Binary Search Tree

A binary search tree is a tree with the following properties

1. Ordered Structure: A search tree must be ordered in the sense that all nodes to the left of the tree must be less than the value of that node and all node to the right of the tree must be greater than the value of that node
2. Tree Structure**: All nodes must point to at most 2 nodes (left node and right node) called children of that node

1.1. Time Complexity
Since a binary search tree has an ordered structure operations on it are very efficient

Take the tree above for example, to find the Node with the value of 7 we don't have to to look at every single node in the tree, since we know every node larger than the current node must be to the right of that node we can use the divide and conquer algorithm to find that node

1. Start at the root.
2. Compare with the current node:
   • If equal, target found.
   • If less, go left.
   • If greater, go right.
3. Repeat recursively in the chosen subtree until the target is found or the subtree is empty.
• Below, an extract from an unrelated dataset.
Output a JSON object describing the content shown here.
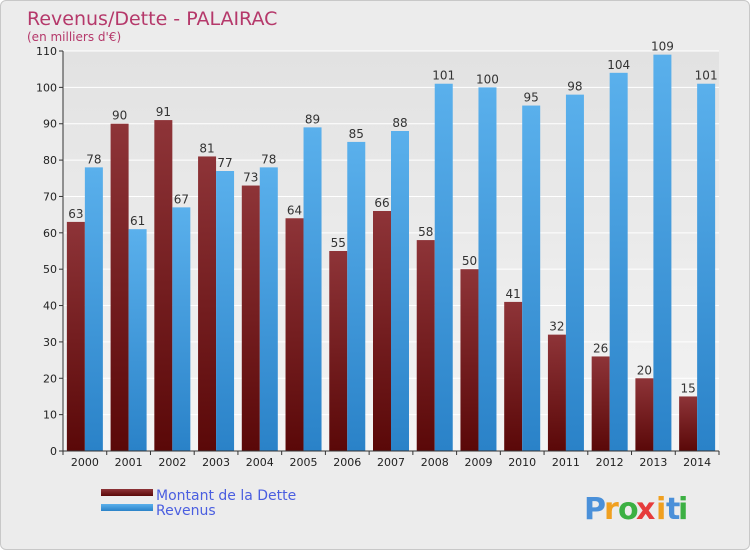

using this algorithm it would take exactly 3 steps at worse case to find the node with the value of 7 which is an O(logn) operation
Insert, Lookup and Remove have the same complexity of O(logn)

1.2. Node

A node in a binary search tree consist of three things, the value, pointer to the left and a pointer to the right (since each node can have elements to the left and right of itself).
In practice, a node would look like this

class Node {
  constructor(value){
    this.value = value
    this.left = left
    this.right = right
  }
}

2.0. Creating a binary search Tree

To create a tree, we need have a pointer to the root node in the tree or it would get garbage collected since it dosen't have an value assigned to it (The root node is the first node in the tree). A binary search tree constructor would look like this

class BinarySearchTree {
  constructor(value){
    const newNode = new Node(value)
    this.root = newNode
  }
}

In the example above we create a root node at the time of creating the Tree, It doesn't have to be doe this way, we can use the insert method to add elements to the tree. In this case the root node would be set to null at the time we are creating the Tree

constructor(){
  this.root = null
}

3.0. Operations on a binary tree

Now we have our search tree class we'll look at the various method on that class

3.1. Insert

To insert a node to a tree we use the following sequence of operations

1. Create a node
2. if root === null then root = node. End
3. Compare node with current item on the tree
   • if less consider the node to the left
   • if greater consider the node to the right
4. if null insert a node there else repeat go to step 3
5. End

  insert(value){
    const newNode = new Node(value)
    if(!this.root){
      this.root = newNode
      return this
    }
    const tempNode = this.root
    while(true){
     if(value == this.root.value) return undefined
     if(value > this.root.value){
       if(this.root.right == null){
        this.root.right = newNode
        return this
       }
       tempNode = this.root.right
     }
     if(value < this.root.value){
       if(this.root.left === null){
        this.root.left = newNode
        return this
       }
       tempNode = this.root.left
     }
    }
}

3.1. Contains

The contains method checks if a value is present in the binary tree. The fun thing about binary tree is that all methods we would see in this article has similar algorithms with a very tiny modification as we would see below
Pseudocode

1. if root === null then return false
2. loop through the tree
3. Compare value with current item on the tree
   • if less consider the node to the left
   • if greater consider the node to the right
   • if element is equal, return true
4. return false
5. End

contains(value){
 if(!this.root) return false
 const temp = this.root
 while(temp){
  if(value === temp.value) return true
  if(value > temp.value){
   temp = temp.right
  }else{
   temp = temp.left
 }
 return false
}

4.0. Conclusion

In conclusion, understanding binary search trees is not just an academic exercise; it's a powerful tool that forms the backbone of many computing applications. As we've seen, the efficient search operations and simple yet elegant structure of BSTs make them indispensable in various fields. Whether you're optimizing database queries or implementing efficient search algorithms, the principles of binary search trees will continue to play a crucial role. As you continue your journey in data structures and algorithms, remember that mastering BSTs is not just about memorizing algorithms; it's about unlocking a deeper understanding of how computers efficiently organize and retrieve information.